The prevalence of anemia in patients with chronic kidney disease.Curr Med Res Opin. 2004 Sep; 20(9):1501-10.CM
Anemia is a complication of chronic kidney disease and may contribute to adverse clinical outcomes. Early identification and treatment of anemia may improve cardiovascular morbidity and mortality. No large-scale population data are available specifically for patients with chronic kidney disease regarding prevalence of anemia, subpopulations at risk, and relationships between anemia and kidney function. This study was undertaken to address these questions in patients with chronic kidney disease, and investigate the relationship between anemia and glomerular filtration rate.
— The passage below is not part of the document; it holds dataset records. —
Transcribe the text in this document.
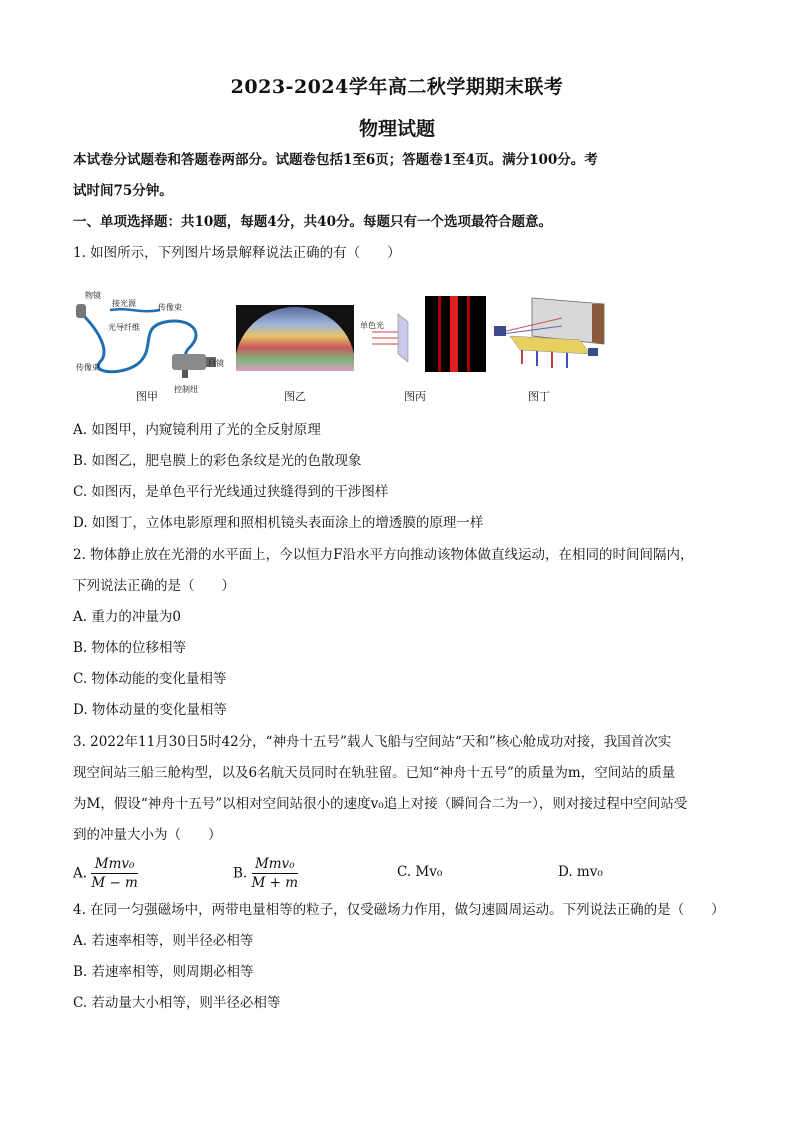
2023-2024学年高二秋学期期末联考
物理试题
本试卷分试题卷和答题卷两部分。试题卷包括1至6页；答题卷1至4页。满分100分。考
试时间75分钟。
一、单项选择题：共10题，每题4分，共40分。每题只有一个选项最符合题意。
1. 如图所示，下列图片场景解释说法正确的有（　　）
物镜
接光源	传像束
光导纤维
传像束	目镜
控制纽
图甲	图乙
单色光
图丙	图丁
A. 如图甲，内窥镜利用了光的全反射原理
B. 如图乙，肥皂膜上的彩色条纹是光的色散现象
C. 如图丙，是单色平行光线通过狭缝得到的干涉图样
D. 如图丁，立体电影原理和照相机镜头表面涂上的增透膜的原理一样
2. 物体静止放在光滑的水平面上，今以恒力F沿水平方向推动该物体做直线运动，在相同的时间间隔内，
下列说法正确的是（　　）
A. 重力的冲量为0
B. 物体的位移相等
C. 物体动能的变化量相等
D. 物体动量的变化量相等
3. 2022年11月30日5时42分，“神舟十五号”载人飞船与空间站“天和”核心舱成功对接，我国首次实
现空间站三船三舱构型，以及6名航天员同时在轨驻留。已知“神舟十五号”的质量为m，空间站的质量
为M，假设“神舟十五号”以相对空间站很小的速度v₀追上对接（瞬间合二为一），则对接过程中空间站受
到的冲量大小为（　　）
A. $\frac{\text{Mmv₀}}{M - m}$	B. $\frac{\text{Mmv₀}}{M + m}$	C. Mv₀	D. mv₀
4. 在同一匀强磁场中，两带电量相等的粒子，仅受磁场力作用，做匀速圆周运动。下列说法正确的是（　　）
A. 若速率相等，则半径必相等
B. 若速率相等，则周期必相等
C. 若动量大小相等，则半径必相等
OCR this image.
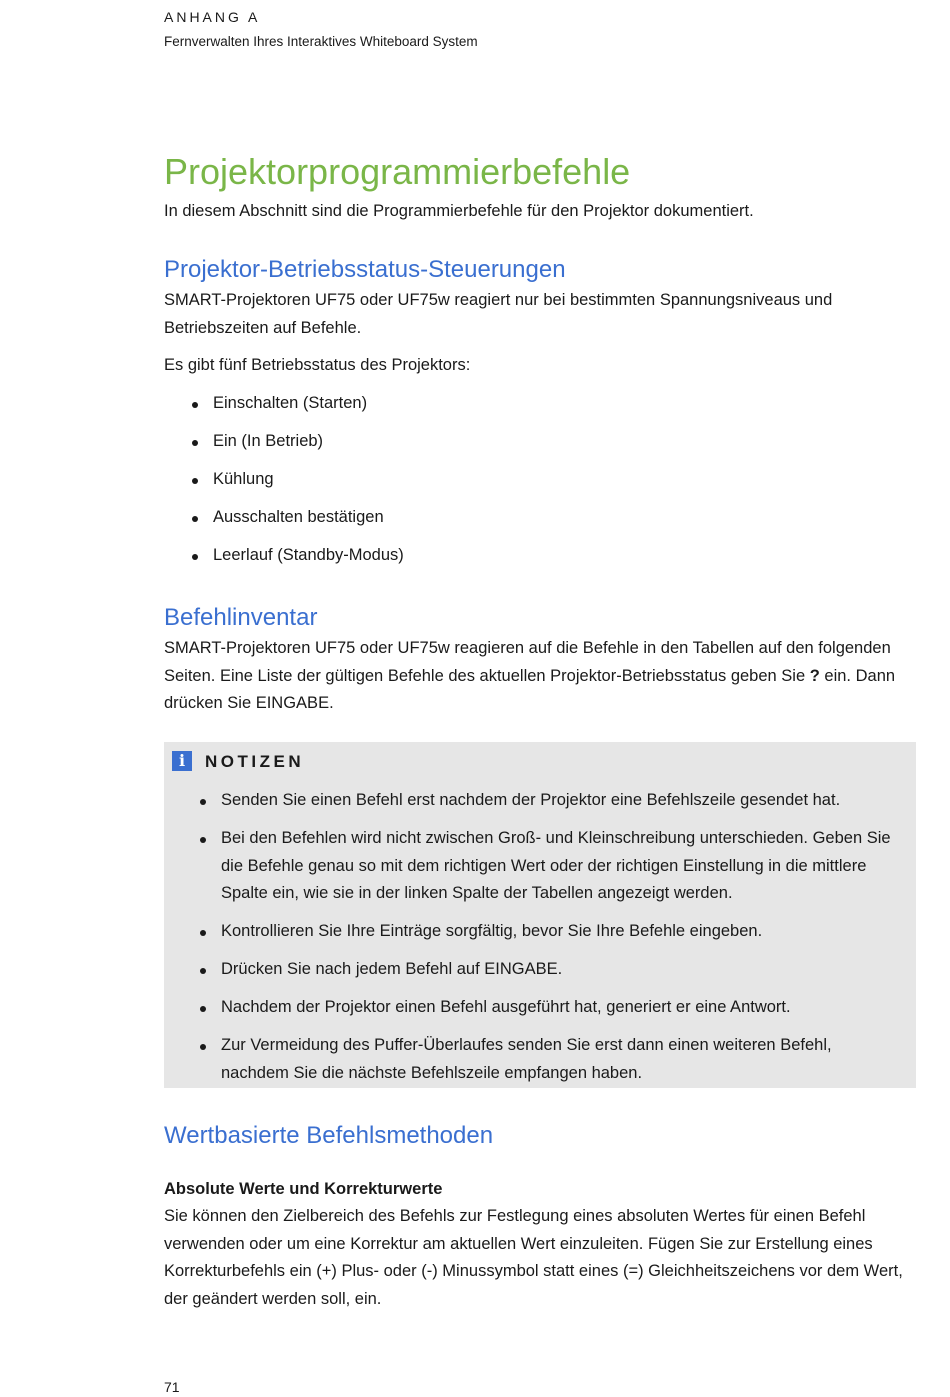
ANHANG A
Fernverwalten Ihres Interaktives Whiteboard System
Projektorprogrammierbefehle

In diesem Abschnitt sind die Programmierbefehle für den Projektor dokumentiert.

Projektor-Betriebsstatus-Steuerungen

SMART-Projektoren UF75 oder UF75w reagiert nur bei bestimmten Spannungsniveaus und Betriebszeiten auf Befehle.

Es gibt fünf Betriebsstatus des Projektors:

Einschalten (Starten)
Ein (In Betrieb)
Kühlung
Ausschalten bestätigen
Leerlauf (Standby-Modus)
Befehlinventar

SMART-Projektoren UF75 oder UF75w reagieren auf die Befehle in den Tabellen auf den folgenden Seiten. Eine Liste der gültigen Befehle des aktuellen Projektor-Betriebsstatus geben Sie ? ein. Dann drücken Sie EINGABE.

i	NOTIZEN
Senden Sie einen Befehl erst nachdem der Projektor eine Befehlszeile gesendet hat.
Bei den Befehlen wird nicht zwischen Groß- und Kleinschreibung unterschieden. Geben Sie die Befehle genau so mit dem richtigen Wert oder der richtigen Einstellung in die mittlere Spalte ein, wie sie in der linken Spalte der Tabellen angezeigt werden.
Kontrollieren Sie Ihre Einträge sorgfältig, bevor Sie Ihre Befehle eingeben.
Drücken Sie nach jedem Befehl auf EINGABE.
Nachdem der Projektor einen Befehl ausgeführt hat, generiert er eine Antwort.
Zur Vermeidung des Puffer-Überlaufes senden Sie erst dann einen weiteren Befehl, nachdem Sie die nächste Befehlszeile empfangen haben.
Wertbasierte Befehlsmethoden
Absolute Werte und Korrekturwerte

Sie können den Zielbereich des Befehls zur Festlegung eines absoluten Wertes für einen Befehl verwenden oder um eine Korrektur am aktuellen Wert einzuleiten. Fügen Sie zur Erstellung eines Korrekturbefehls ein (+) Plus- oder (-) Minussymbol statt eines (=) Gleichheitszeichens vor dem Wert, der geändert werden soll, ein.

71
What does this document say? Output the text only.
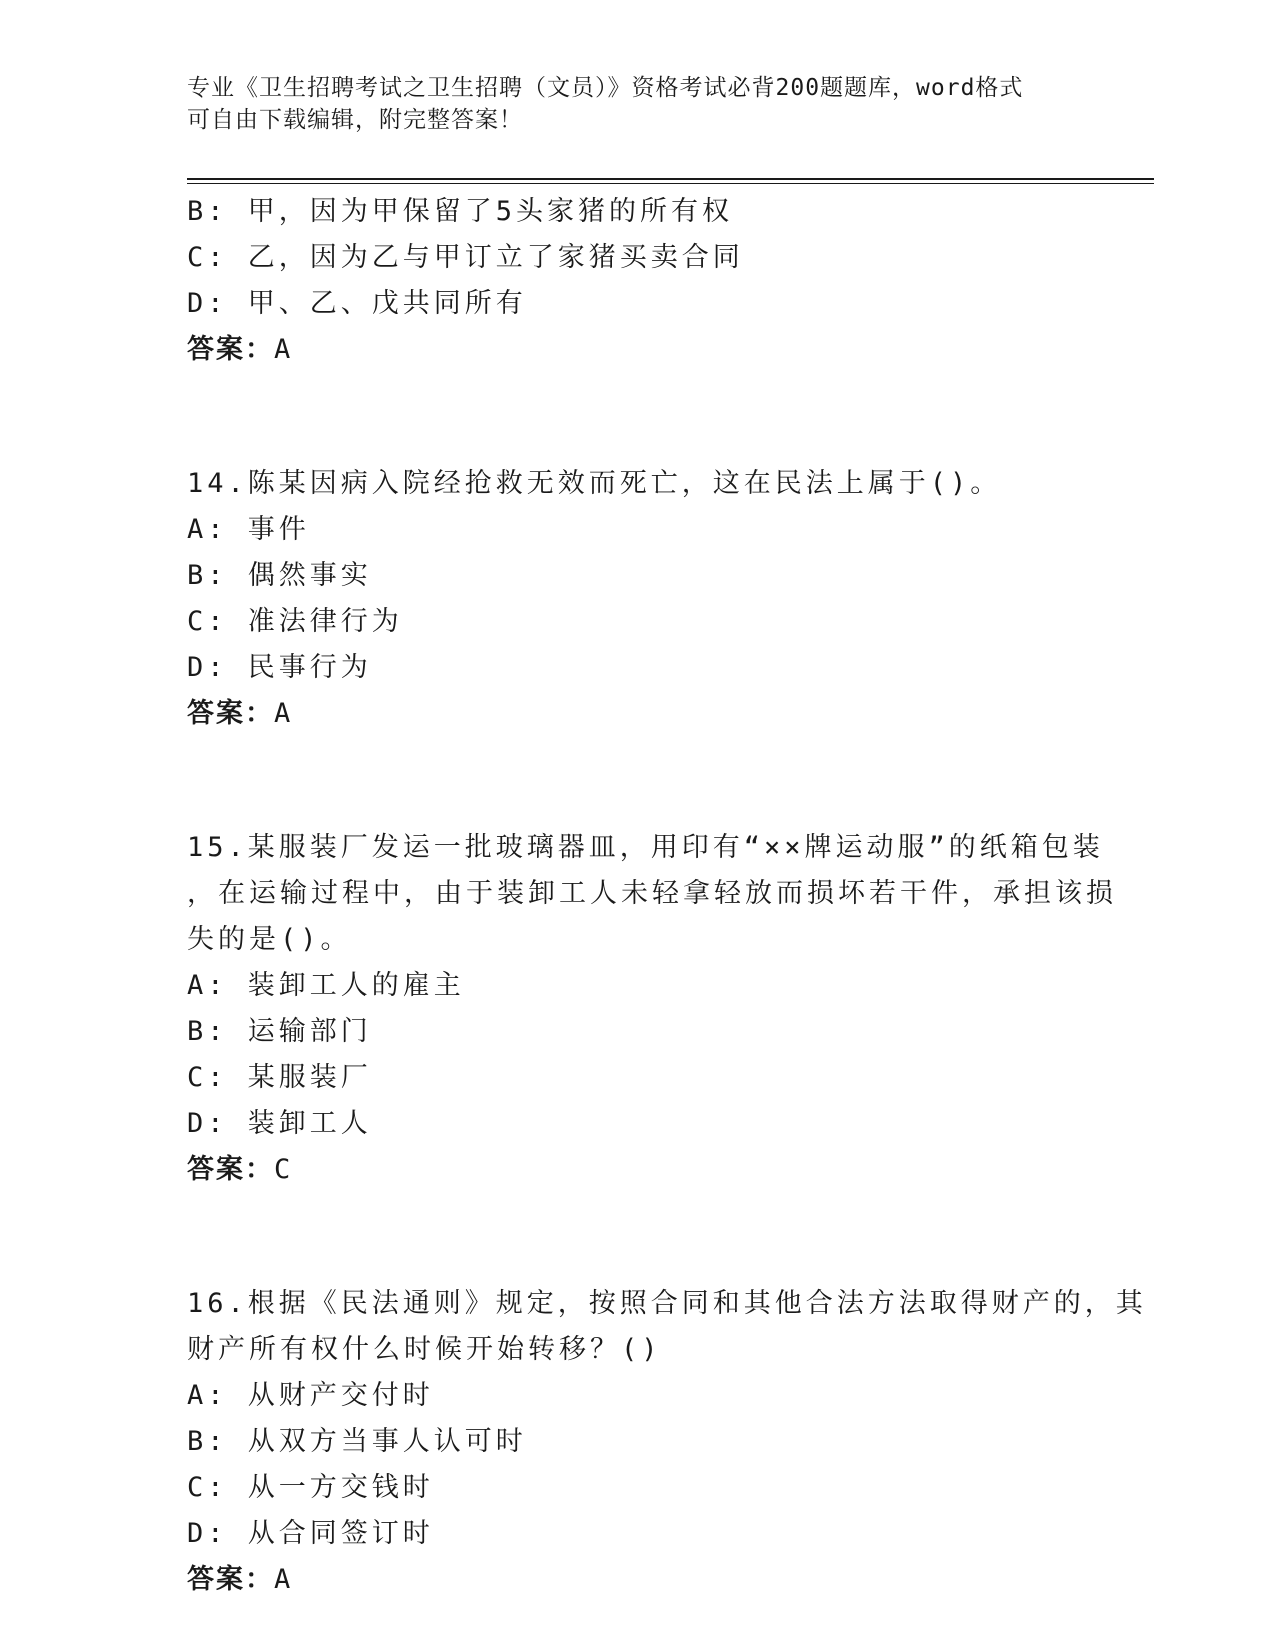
专业《卫生招聘考试之卫生招聘（文员）》资格考试必背200题题库，word格式
可自由下载编辑，附完整答案！
B: 甲，因为甲保留了5头家猪的所有权
C: 乙，因为乙与甲订立了家猪买卖合同
D: 甲、乙、戊共同所有
答案：A
14.陈某因病入院经抢救无效而死亡，这在民法上属于()。
A: 事件
B: 偶然事实
C: 准法律行为
D: 民事行为
答案：A
15.某服装厂发运一批玻璃器皿，用印有“××牌运动服”的纸箱包装
，在运输过程中，由于装卸工人未轻拿轻放而损坏若干件，承担该损
失的是()。
A: 装卸工人的雇主
B: 运输部门
C: 某服装厂
D: 装卸工人
答案：C
16.根据《民法通则》规定，按照合同和其他合法方法取得财产的，其
财产所有权什么时候开始转移？()
A: 从财产交付时
B: 从双方当事人认可时
C: 从一方交钱时
D: 从合同签订时
答案：A
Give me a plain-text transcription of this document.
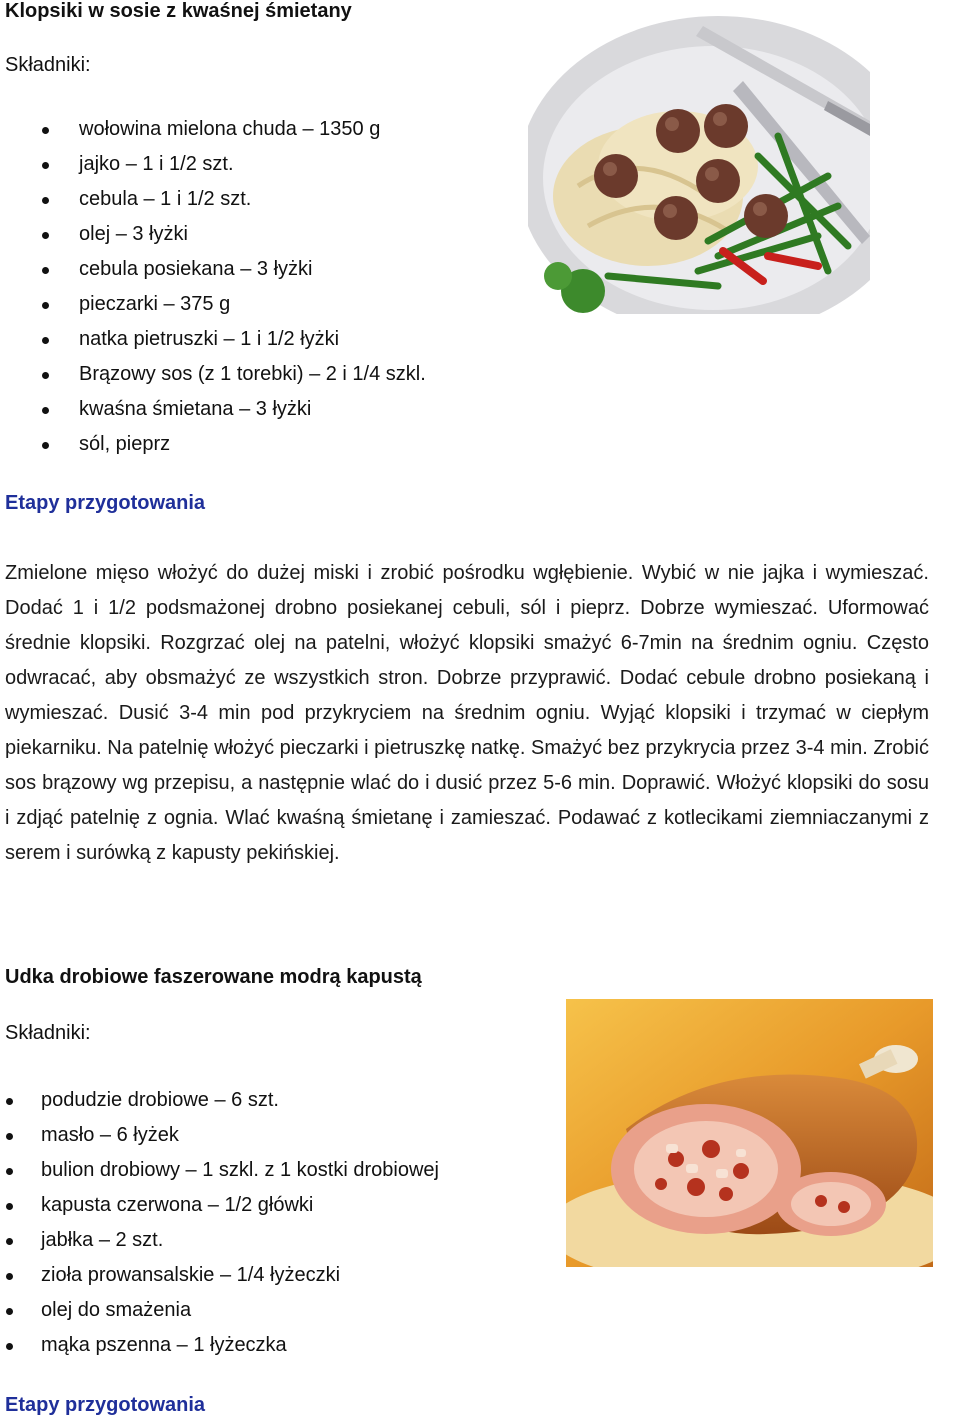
Klopsiki w sosie z kwaśnej śmietany

Składniki:

wołowina mielona chuda – 1350 g
jajko – 1 i 1/2 szt.
cebula – 1 i 1/2 szt.
olej – 3 łyżki
cebula posiekana – 3 łyżki
pieczarki – 375 g
natka pietruszki – 1 i 1/2 łyżki
Brązowy sos (z 1 torebki) – 2 i 1/4 szkl.
kwaśna śmietana – 3 łyżki
sól, pieprz
Etapy przygotowania

Zmielone mięso włożyć do dużej miski i zrobić pośrodku wgłębienie. Wybić w nie jajka i wymieszać. Dodać 1 i 1/2 podsmażonej drobno posiekanej cebuli, sól i pieprz. Dobrze wymieszać. Uformować średnie klopsiki. Rozgrzać olej na patelni, włożyć klopsiki smażyć 6-7min na średnim ogniu. Często odwracać, aby obsmażyć ze wszystkich stron. Dobrze przyprawić. Dodać cebule drobno posiekaną i wymieszać. Dusić 3-4 min pod przykryciem na średnim ogniu. Wyjąć klopsiki i trzymać w ciepłym piekarniku. Na patelnię włożyć pieczarki i pietruszkę natkę. Smażyć bez przykrycia przez 3-4 min. Zrobić sos brązowy wg przepisu, a następnie wlać do i dusić przez 5-6 min. Doprawić. Włożyć klopsiki do sosu i zdjąć patelnię z ognia. Wlać kwaśną śmietanę i zamieszać. Podawać z kotlecikami ziemniaczanymi z serem i surówką z kapusty pekińskiej.

Udka drobiowe faszerowane modrą kapustą

Składniki:

podudzie drobiowe – 6 szt.
masło – 6 łyżek
bulion drobiowy – 1 szkl. z 1 kostki drobiowej
kapusta czerwona – 1/2 główki
jabłka – 2 szt.
zioła prowansalskie – 1/4 łyżeczki
olej do smażenia
mąka pszenna – 1 łyżeczka
Etapy przygotowania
RESEARCH DESIGN AND METHODS
Large-scale, cross-sectional, US multicenter survey; 5222 patients (mean age, 68.2 years; 46.6% male); 237 physician practices. Eligible patients: > or = 18 years of age; serum creatinine: 1.5 mg/dL-6.0 mg/dL (females), 2.0 mg/dL-6.0 mg/dL (males).
MAIN OUTCOME MEASURES
Primary study end point: prevalence and severity of anemia (hemoglobin < or = 12 g/dL). Data further stratified by hemoglobin (< or = 12 g/dL, < or = 10 g/dL).
Primary etiologies of chronic kidney disease (5222 evaluable patients): diabetes (49.5%); hypertension (33.0%). Glomerular filtration rate: < 60 mL/min/1.73 m2 for 97.7% of evaluable patients. Mean +/- SD serum creatinine level: 2.2 mg/dL +/- 0.9 mg/dL; 2.5 mg/dL +/- 1.0 mg/dL for males, 2.0 mg/dL +/- 0.8 mg/dL for females. Mean +/- SD hemoglobin: 12.2 g/dL +/- 1.6 g/dL (47.7% had hemoglobin < or = 12 g/dL; 8.9% had hemoglobin < or = 10 g/dL). Prevalence of anemia was strongly associated with declining glomerular filtration rate. Percentage of patients with hemoglobin < or = 12 g/dL increased from 26.7% to 75.5% when glomerular filtration rate decreased from > or = 60 mL/min/1.73 m2 to < 15 mL/min/1.73 m2. Prevalence of hemoglobin < or = 10 g/dL increased substantially from 5.2% to 27.2% when glomerular filtration rate diminished from > or = 60 mL/min/1.73 m2 to < 15 mL/min/1.73 m2. After controlling for other patient characteristics associated with increased prevalence of anemia, the prevalence odds ratio for hemoglobin < or = 10 g/dL was 0.54 (0.49-0.60) and for hemoglobin < or = 12 g/dL was 0.68 (0.65-0.72), with each 10-mL/min/1.73 m2 increase in glomerular filtration rate. Predictors of anemia: diabetes, female sex, and race/ethnicity.
Anemia was present in 47.7% of 5222 predialysis patients with chronic kidney disease. Prevalence of anemia increased as kidney function decreased. Certain subgroups are at increased risk for anemia.